The realities of writing only make our natural born tendencies toward isolation and sneakiness worse.  We work alone.  We rarely talk to others.  We squirrel away into corners.  We mutter.  It’s pretty close to my childhood dream of invisibility.

And then the book comes out.

All of a sudden, with a speed that seems both jarring and cruel, we’re expected to transform ourselves into public characters.  While the job of the writer is to write, the job of the author is to tweet, blurb, blog, tour, engage, and promote.  Of course we want our books to be successful and all that comes with it.  We want to be seen, seen often, and preferably seen on Good Morning America. 

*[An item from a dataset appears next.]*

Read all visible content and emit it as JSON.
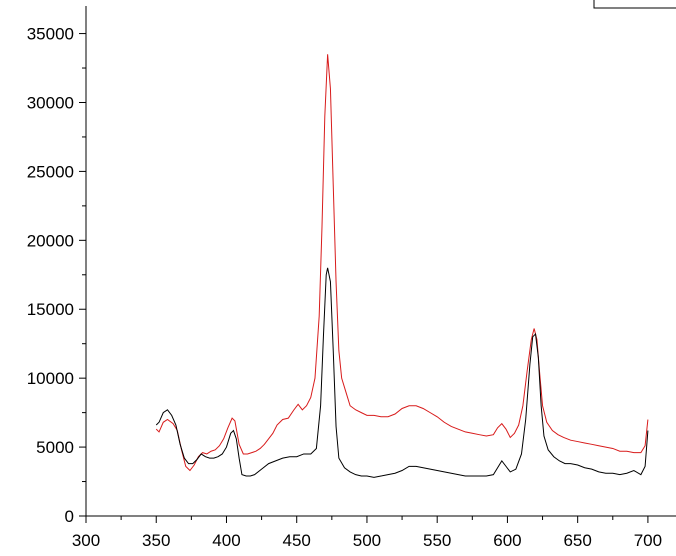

But even these frenzied marketing attempts are a snap compared to the other ways in which publication makes us suddenly visible.  Because when people read your books, they feel that they know you.  More specifically, they believe that your main character is you. I’ve stood in front of many groups and sat in the circles of many book clubs, fielding the same questions: Is the book autobiographical?  Is Elyse you?


In some ways I’ve invited this assumption, since I set my novel in my own home town and made my heroine a woman who is about my age, also divorced, and someone who furthermore has - as so few people do - brown hair.  But I suspect writers go through a variation of this scrutiny even if they set their books in 15th century Japan or 28th century Saturn.  We all put our own thoughts into our character’s heads, our own fears into their plot twists.  We all have one that we identify with most, whether we share surface similarities or whether we deliberately cast our secret selves into the character who least resembles our public persona.  The resultant characters are us and not us and there are a thousand different ways to talk about this, different levels of confession for each writer which feel appropriate and true.

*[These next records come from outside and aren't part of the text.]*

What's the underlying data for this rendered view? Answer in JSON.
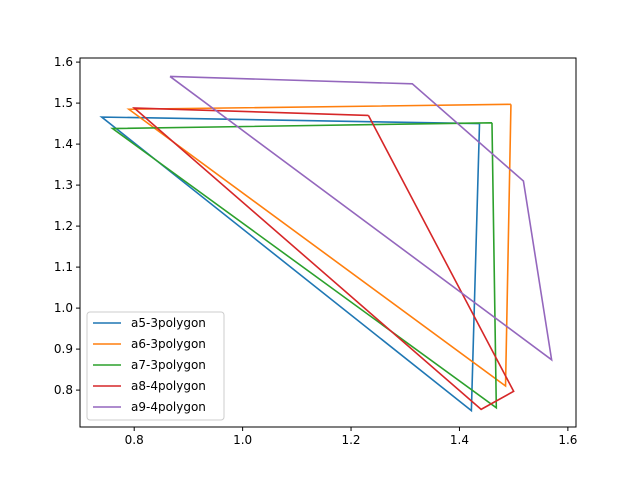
{
  "chart_data": {
    "type": "line",
    "title": "",
    "xlabel": "",
    "ylabel": "",
    "xlim": [
      0.7,
      1.615
    ],
    "ylim": [
      0.71,
      1.61
    ],
    "xticks": [
      0.8,
      1.0,
      1.2,
      1.4,
      1.6
    ],
    "xtick_labels": [
      "0.8",
      "1.0",
      "1.2",
      "1.4",
      "1.6"
    ],
    "yticks": [
      0.8,
      0.9,
      1.0,
      1.1,
      1.2,
      1.3,
      1.4,
      1.5,
      1.6
    ],
    "ytick_labels": [
      "0.8",
      "0.9",
      "1.0",
      "1.1",
      "1.2",
      "1.3",
      "1.4",
      "1.5",
      "1.6"
    ],
    "grid": false,
    "legend_position": "lower-left",
    "series": [
      {
        "name": "a5-3polygon",
        "color": "#1f77b4",
        "points": [
          [
            1.437,
            1.45
          ],
          [
            0.74,
            1.466
          ],
          [
            1.422,
            0.75
          ],
          [
            1.437,
            1.45
          ]
        ]
      },
      {
        "name": "a6-3polygon",
        "color": "#ff7f0e",
        "points": [
          [
            1.495,
            1.497
          ],
          [
            0.79,
            1.485
          ],
          [
            1.485,
            0.81
          ],
          [
            1.495,
            1.497
          ]
        ]
      },
      {
        "name": "a7-3polygon",
        "color": "#2ca02c",
        "points": [
          [
            1.46,
            1.452
          ],
          [
            0.76,
            1.438
          ],
          [
            1.468,
            0.757
          ],
          [
            1.46,
            1.452
          ]
        ]
      },
      {
        "name": "a8-4polygon",
        "color": "#d62728",
        "points": [
          [
            1.232,
            1.47
          ],
          [
            0.8,
            1.488
          ],
          [
            1.44,
            0.753
          ],
          [
            1.5,
            0.797
          ],
          [
            1.232,
            1.47
          ]
        ]
      },
      {
        "name": "a9-4polygon",
        "color": "#9467bd",
        "points": [
          [
            0.866,
            1.565
          ],
          [
            1.313,
            1.547
          ],
          [
            1.518,
            1.31
          ],
          [
            1.57,
            0.874
          ],
          [
            0.866,
            1.565
          ]
        ]
      }
    ]
  }
}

Sometimes I think the whole writing-to-publishing process is designed to take people who are half-crazy already and drive them fully insane.  Because the first part of the process, writing, requires you to be anonymous, and the second half of the process, publication, requires you to be famous.  And when someone stands up at a reading and quotes your own words back to you, it feels like you’re not only seen, but exposed.

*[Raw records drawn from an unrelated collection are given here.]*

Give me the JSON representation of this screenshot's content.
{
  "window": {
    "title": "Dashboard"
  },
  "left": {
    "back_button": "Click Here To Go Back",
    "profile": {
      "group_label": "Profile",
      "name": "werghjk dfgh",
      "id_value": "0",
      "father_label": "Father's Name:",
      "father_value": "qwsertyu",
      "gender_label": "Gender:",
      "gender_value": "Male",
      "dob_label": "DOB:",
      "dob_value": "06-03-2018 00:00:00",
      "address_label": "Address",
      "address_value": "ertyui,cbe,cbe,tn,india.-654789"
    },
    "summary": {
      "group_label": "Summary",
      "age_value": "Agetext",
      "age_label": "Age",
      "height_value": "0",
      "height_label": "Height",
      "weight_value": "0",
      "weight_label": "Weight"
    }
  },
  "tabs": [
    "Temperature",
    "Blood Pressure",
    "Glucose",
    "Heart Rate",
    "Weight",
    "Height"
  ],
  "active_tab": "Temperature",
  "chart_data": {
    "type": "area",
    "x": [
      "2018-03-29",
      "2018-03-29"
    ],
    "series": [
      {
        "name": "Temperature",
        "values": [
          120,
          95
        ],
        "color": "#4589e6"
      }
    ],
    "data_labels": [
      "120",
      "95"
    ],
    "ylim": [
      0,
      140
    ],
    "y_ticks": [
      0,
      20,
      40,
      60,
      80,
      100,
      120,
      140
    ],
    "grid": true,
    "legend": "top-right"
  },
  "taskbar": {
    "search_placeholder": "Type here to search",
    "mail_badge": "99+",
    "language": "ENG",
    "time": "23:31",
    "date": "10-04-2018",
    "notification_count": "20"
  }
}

But it’s part of the process, so writers who plan to keep writing learn to deal with it.  For me, proclaiming that all of my characters are actually parts of myself  - and yes, in many ways, Elyse more than any of them - is my own little ruse for preserving some privacy.  If you say there’s no mystery, then no one tries to solve the mystery.  In the meantime I struggle with the issue of someone who simultaneously wants to be seen and unseen.  And, like my fictional bad boy, I’ve opted to hide in plain sight.